Project Energy Society is a project that Warp Institute participates in, led by Jonas Birgersson and his company ViaEuropa. The goal is to create a new electricity grid with energy sharing, allowing for a low fixed price for electricity.
"The installation in Lund will be the first in the world with an internet-based solution for energy distribution, making it possible to install an unlimited amount of local energy resources since the traditional network is not negatively impacted," says Jonas Birgersson.
Creating a system demonstrator
The funds from Vinnova are intended for a pilot part of a so-called system demonstrator. System demonstrators aim to take a comprehensive approach to complex challenges, such as emission-free transportation, emission-free areas, and energy-positive neighborhoods. This requires the mobilization of all societal stakeholders involved - businesses, authorities, municipality, region, civil society, and academia.
Stockholm is the other municipality also receiving funding from Vinnova.
In the case of Lund, a system demonstrator is to be created with the aim of making Lund a climate-neutral municipality by 2030. In Lund, together with a range of co-actors, they will create a mobility system with reduced emissions while maintaining accessibility. The mobility system will also be linked to a climate-neutral energy system in the area. The latter part is Project Energy Society.
The funds from Vinnova will be used for a planning phase, and during the spring of 2024, funds for implementation can be sought. The total budget for the implementation is about $6 million over three years.
Prototype construction in November
As we previously reported, the first prototype for the Energy Society will be built in Lund, connecting a property from Wihlborgs with a student home.
In Wihlborgs' Alfa 3-6 property, a battery will be installed, and the Blekingska nation has a solar panel facility on its property. A direct current cable will be laid between the buildings, allowing them to share the energy from the battery and solar installation.

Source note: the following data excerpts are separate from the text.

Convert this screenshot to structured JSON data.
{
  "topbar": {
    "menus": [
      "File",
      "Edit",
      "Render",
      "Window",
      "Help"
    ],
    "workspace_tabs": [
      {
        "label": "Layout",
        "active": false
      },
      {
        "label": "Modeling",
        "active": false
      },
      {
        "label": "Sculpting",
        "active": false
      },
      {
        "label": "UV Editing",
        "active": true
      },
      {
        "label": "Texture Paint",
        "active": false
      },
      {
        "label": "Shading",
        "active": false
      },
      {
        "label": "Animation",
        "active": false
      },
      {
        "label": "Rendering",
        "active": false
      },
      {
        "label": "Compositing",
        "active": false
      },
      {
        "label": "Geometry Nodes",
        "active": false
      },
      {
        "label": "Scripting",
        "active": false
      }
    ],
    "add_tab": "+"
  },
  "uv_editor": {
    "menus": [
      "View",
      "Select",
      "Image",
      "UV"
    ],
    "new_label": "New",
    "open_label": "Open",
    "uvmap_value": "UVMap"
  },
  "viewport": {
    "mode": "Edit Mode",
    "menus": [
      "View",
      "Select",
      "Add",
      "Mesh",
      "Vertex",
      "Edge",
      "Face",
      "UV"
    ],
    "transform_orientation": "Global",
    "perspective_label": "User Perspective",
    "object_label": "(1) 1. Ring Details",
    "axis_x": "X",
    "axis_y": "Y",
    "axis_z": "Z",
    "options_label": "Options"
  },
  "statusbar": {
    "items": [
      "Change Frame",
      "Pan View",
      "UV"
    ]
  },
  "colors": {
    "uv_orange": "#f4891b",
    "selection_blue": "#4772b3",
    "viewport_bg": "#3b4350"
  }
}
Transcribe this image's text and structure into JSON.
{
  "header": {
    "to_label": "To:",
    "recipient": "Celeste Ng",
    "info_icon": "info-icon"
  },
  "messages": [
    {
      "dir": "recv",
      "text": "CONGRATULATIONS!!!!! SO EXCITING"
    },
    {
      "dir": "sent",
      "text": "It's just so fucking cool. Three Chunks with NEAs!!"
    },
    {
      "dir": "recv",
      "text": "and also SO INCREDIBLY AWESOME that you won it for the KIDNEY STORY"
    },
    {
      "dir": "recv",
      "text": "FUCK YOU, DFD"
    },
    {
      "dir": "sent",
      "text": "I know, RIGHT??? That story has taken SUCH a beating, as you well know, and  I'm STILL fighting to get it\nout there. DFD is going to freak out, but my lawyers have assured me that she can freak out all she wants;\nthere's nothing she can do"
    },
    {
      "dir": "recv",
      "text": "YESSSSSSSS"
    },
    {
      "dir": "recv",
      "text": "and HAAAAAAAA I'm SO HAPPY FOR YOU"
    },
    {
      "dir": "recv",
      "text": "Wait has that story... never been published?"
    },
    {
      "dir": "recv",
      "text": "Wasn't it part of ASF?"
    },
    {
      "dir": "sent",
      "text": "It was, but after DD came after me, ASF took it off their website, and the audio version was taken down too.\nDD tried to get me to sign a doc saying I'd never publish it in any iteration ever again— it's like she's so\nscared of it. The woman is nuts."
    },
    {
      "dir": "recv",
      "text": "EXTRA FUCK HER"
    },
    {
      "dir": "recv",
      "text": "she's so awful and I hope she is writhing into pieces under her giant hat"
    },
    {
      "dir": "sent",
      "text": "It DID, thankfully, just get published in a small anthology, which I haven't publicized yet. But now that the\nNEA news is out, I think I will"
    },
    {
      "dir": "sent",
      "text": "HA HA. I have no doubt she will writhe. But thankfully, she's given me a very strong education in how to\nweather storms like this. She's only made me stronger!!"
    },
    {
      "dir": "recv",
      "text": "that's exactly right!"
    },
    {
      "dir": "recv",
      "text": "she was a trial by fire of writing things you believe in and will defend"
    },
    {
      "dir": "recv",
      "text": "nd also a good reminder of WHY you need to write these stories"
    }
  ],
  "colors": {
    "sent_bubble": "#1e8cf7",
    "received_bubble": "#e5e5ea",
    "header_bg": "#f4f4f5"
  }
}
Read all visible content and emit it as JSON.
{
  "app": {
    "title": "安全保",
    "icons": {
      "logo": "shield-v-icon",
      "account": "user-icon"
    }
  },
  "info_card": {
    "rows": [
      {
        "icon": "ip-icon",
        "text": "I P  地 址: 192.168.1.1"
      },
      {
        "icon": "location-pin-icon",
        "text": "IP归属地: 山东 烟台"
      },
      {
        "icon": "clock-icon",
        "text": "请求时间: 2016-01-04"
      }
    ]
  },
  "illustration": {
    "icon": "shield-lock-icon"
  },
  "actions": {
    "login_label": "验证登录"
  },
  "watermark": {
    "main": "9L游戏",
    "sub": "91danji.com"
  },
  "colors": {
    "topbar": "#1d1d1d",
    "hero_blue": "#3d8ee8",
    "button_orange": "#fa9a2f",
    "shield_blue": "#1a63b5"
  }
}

On weekdays during daytime, Wihlborgs' property needs electricity, while the Blekingska student residence often produces more than what is currently needed in the student apartments. Instead of selling the surplus to the grid at a low or even negative electricity price, the surplus is transferred to Alfa 3-6, and the battery is charged.
In the evening or at weekends, when the electricity demand in Alfa 3-6 is low, electricity can be transferred from the battery to Blekingska, Wihlborgs said in a press release.
"By now establishing an open system in which we own the information ourselves, we can decentralise electricity supply and stabilise and reduce energy prices in time. The solution is particularly interesting from an implementation and investor perspective as it can be scaled up without large, individual investments. The solution is robust and can be quickly implemented as a result," says Ulrika Hallengren, CEO of Wihlborgs.
The next step is to start digging and laying the cable between the two buildings.